„Ja, wo soll ich denn ein Roß hernehmen und nicht stehlen?“ frug der Heilige verzagt.
„Mußt halt ein Roß finden, das sonst kein anderer brauchen kann!“ sagte die Stimme des Erzengels. „Ein gewöhnliches Roß ist freilich für dich nicht erschaffen. Du mußt ein ganz außerordentliches Roß finden. Du darfst jetzt nicht beleidigt sein über das, was ich dir sage. Du wirst ja noch wissen, warum du mit aller gebührenden Feierlichkeit zum Heiligen geschlagen wurdest. Dahero mußt du auch das dümmste Roß auf Gottes Erdboden finden. Dasselbige ist sodann dein Roß. Auf ihm wirst du reiten können. Und es wird dich gutwillig tragen. Sonst wäre es ja nicht das dümmste Roß. Denn jedes andere Roß, das nicht mindestens so dumm ist wie du selber, wird dich unter aller Bedingung abwerfen, dieweilen es keinem Vieh einfällt, ein noch dümmeres Vieh zu tragen, als es selber ist. Wenn es dir jedoch gelingt, dieses dümmste Roß zu finden, dann wirst du in aller Herrlichkeit prangen. Denn du mußt es begreifen, daß die berittene Dummheit noch viel siegreicher ist als unberittene Hühneraugen!“
Sprach’s, und die Stimme verschwand aus dem Inneren des Heiligen. Er war nun wieder auf sich selbst gestellet und mußte seine eigenen Entschlüsse fassen. Der Rat des Erzengels erschien ihm jedoch als wahrhaft himmlisch. Wenn er sich vorstellte, wie er hoch zu Roß durch die Welt trabte, dann schwoll ihm gewaltig der Kamm. Es galt also, das dümmste Roß zu finden.

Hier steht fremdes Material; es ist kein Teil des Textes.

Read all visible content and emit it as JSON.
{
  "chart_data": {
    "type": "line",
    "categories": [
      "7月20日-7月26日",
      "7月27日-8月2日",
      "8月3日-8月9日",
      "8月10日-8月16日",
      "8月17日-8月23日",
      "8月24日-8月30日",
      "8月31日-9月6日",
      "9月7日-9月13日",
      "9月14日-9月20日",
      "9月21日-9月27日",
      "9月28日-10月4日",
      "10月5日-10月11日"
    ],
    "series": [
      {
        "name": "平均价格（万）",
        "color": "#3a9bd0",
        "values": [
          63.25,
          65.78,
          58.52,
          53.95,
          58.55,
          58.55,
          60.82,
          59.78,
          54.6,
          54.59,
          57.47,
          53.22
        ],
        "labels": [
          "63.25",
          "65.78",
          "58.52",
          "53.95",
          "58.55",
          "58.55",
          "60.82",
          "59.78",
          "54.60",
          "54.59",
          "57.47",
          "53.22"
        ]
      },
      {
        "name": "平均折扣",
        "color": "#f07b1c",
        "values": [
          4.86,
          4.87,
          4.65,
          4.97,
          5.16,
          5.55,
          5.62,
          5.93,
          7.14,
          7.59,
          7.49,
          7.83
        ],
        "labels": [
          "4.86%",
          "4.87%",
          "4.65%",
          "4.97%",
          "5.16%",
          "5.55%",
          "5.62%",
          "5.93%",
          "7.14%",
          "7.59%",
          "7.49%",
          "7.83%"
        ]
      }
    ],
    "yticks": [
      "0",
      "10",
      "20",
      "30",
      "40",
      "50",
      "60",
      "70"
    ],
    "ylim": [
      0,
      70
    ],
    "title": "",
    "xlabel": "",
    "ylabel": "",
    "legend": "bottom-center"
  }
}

Lange suchte der heilige Bürokrazius nach diesem seltenen Vierfüßler. Er glaubte, der Qual seiner Hühneraugen bereits unterliegen zu müssen, als er an einem sonnenhellen Maientage zu einem Stalle kam, in dem ein Roß fröhlich wieherte.
Der heilige Mann trat mühselig hatschend ein. Vor die Futterkrippe war ein Schimmel gebunden. Just keine Vollblutrasse und auch kein schönes Tier. Das störte aber den heiligen Bürokrazius nicht im geringsten, dieweilen er das von sich auch nicht behaupten konnte. Er trat an den Schimmel heran, an dem man alle Rippen zählen konnte und der überall die Beiner aufstellte, daß man ihn auch ganz gut zu einem Hutständer hätte gebrauchen können.
Der Schimmel fraß gierig aus der Krippe. Als der Heilige näher zusah, hatte der Schimmel lauter Papier in der Krippe, das er mit offensichtlichem Behagen verzehrte.
Sintemalen aber alles, was Papier war, für den Heiligen ein wichtiges Lebenselement darstellte, sah er auch alsogleich nach, um welches Papier es sich handelte. Zu seinem heiligen Entzücken waren es lauter Akten, mit denen man den Schimmel fütterte.
„O du heiliges Roß Gottes!“ rief der Heilige in himmlischer Verzückung. „Durch welches Wunder verzehrest du Akten?“
„Hihihihi!“ lachte der Schimmel und drehte sich, lebhaft wiehernd, nach dem heiligen Manne um.
Da ersah der heilige Bürokrazius, daß sie dem Schimmel grüne Brillen aufgesetzt hatten. Und das Vieh war so dumm, daß es durch die grünen Brillen Gras statt Papier zu fressen glaubte. Nunmehro erkannte der heilige Bürokrazius, daß er das dümmste Roß auf Gottes Erdboden gefunden hatte. Er fiel mit Tränen der Rührung in den Augen dem Schimmel um den Hals und gab ihm einen Bruderkuß.